Lead is used to block radiation (e.g., gamma rays). I don't think it will help much, if any, around an EMP. Mu-metal is used to block magnetic fields. These are the concern for EMP's, not radiation. "EMP" stands for "electromagnetic pulse". Any metal that is high in ferrous (iron) content can be used (iron, steel, etc.) Copper works, Nickle does too (I think). Mu-metal is a combination of some of these metals, and I believe, has very high performance if not the best performance in shielding from magnetic fields.

Lead "blocks" radiation because it is super dense. But you don't "block" magnetic fields, your "redirect" them somewhere else. Which is why you use conductive metals.

I'm thinking that modern cars have electronics scattered everywhere - sensors and control modules and such. Protecting a spare computer chip may not be enough if all the other sensors and do-hickeys get fried too.
 
On the same line, my grandson asked if it is possible to keep an extra computer brain for his Ford 350 diesel, lined in lead, so his truck could run after a computer brain swap out after an EMP event. Is this reasonable?

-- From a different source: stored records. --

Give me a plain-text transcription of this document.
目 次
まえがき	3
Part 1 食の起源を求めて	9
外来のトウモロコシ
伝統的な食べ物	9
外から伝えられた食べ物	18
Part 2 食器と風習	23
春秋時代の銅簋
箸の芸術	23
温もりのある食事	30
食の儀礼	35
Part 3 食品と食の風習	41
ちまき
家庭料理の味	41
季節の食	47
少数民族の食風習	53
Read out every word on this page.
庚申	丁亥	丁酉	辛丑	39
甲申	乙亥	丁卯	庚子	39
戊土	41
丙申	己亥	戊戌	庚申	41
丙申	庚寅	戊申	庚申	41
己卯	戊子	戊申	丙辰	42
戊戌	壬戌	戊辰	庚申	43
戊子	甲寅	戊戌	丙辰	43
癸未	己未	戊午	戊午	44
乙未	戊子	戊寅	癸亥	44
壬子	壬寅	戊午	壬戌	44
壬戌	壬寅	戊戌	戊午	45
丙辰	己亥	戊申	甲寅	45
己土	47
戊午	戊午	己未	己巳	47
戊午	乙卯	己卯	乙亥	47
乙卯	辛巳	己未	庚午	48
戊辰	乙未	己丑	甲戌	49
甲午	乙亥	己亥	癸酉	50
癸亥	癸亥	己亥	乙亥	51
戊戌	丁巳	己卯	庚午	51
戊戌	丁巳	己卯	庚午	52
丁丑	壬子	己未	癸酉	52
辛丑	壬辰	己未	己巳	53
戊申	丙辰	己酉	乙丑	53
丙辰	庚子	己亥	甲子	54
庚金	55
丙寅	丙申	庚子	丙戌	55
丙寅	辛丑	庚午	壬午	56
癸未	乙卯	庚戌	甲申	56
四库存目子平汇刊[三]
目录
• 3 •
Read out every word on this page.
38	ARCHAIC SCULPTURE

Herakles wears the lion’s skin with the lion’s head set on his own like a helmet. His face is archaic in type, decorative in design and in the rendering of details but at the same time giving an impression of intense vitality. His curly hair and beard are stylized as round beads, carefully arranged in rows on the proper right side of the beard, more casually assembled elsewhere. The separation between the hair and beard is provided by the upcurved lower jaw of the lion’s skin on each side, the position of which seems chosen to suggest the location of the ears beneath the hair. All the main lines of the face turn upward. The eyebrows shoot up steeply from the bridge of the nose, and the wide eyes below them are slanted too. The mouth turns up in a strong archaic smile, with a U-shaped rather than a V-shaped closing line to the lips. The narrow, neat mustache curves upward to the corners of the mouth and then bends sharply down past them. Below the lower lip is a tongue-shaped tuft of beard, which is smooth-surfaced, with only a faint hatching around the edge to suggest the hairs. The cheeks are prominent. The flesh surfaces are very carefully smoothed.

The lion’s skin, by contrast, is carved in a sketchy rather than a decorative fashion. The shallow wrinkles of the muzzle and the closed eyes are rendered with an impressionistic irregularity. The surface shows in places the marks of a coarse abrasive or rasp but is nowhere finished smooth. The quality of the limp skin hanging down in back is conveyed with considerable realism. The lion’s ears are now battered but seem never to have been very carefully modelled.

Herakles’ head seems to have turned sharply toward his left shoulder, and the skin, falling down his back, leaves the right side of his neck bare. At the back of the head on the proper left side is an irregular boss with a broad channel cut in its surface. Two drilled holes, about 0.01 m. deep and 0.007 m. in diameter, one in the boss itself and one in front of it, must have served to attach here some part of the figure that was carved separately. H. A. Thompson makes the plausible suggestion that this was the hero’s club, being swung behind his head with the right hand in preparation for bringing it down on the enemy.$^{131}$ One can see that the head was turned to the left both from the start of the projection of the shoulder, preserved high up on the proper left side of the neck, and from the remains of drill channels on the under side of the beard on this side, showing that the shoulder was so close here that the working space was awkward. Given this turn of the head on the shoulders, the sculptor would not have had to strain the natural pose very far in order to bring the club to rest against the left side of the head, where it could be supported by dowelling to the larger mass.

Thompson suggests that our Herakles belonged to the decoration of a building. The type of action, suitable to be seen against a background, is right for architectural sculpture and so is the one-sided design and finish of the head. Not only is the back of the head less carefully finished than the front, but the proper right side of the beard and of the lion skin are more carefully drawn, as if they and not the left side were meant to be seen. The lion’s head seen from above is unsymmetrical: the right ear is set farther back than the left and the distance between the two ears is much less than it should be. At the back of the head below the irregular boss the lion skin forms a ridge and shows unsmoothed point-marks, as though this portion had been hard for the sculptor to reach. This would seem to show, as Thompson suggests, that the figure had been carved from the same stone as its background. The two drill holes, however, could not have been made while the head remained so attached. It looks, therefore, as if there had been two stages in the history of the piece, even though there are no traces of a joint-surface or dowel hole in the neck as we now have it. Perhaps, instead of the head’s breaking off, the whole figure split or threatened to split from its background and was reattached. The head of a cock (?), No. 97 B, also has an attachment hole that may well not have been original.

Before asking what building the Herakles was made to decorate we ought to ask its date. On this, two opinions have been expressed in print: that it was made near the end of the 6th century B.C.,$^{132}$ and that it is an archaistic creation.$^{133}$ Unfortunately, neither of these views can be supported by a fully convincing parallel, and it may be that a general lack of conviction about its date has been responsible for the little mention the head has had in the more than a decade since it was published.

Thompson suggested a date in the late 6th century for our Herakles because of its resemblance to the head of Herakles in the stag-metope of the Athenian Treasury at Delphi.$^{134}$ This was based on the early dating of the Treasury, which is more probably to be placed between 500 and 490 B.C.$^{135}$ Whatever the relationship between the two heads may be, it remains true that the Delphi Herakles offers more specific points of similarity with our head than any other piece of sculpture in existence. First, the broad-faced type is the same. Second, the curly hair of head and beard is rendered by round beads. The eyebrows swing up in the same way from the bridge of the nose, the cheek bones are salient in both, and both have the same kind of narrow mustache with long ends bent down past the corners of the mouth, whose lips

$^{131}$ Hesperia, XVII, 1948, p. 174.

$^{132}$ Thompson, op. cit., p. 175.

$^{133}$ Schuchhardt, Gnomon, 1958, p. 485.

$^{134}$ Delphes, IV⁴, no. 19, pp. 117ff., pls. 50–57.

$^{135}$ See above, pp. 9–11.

Yes, I have changed out the computer in my Jeep. If you have a truck more than ten years old you will have to get one out of the junkyard. You will need the motherboard, the ignition switch, and another computer that I don’t remember. They will have to be re-programmed to your vehicle serial number. All three have to match.
 
Do they sell bigger ones for a laptop?
 
On the same line, my grandson asked if it is possible to keep an extra computer brain for his Ford 350 diesel, lined in lead, so his truck could run after a computer brain swap out after an EMP event. Is this reasonable?
That's a great idea in theory, but I'm not sure it would work in practical application as a strong EMP could take out a multitude of sensors, relays and solenoids necessary for the 'saved' computer brain to function properly with.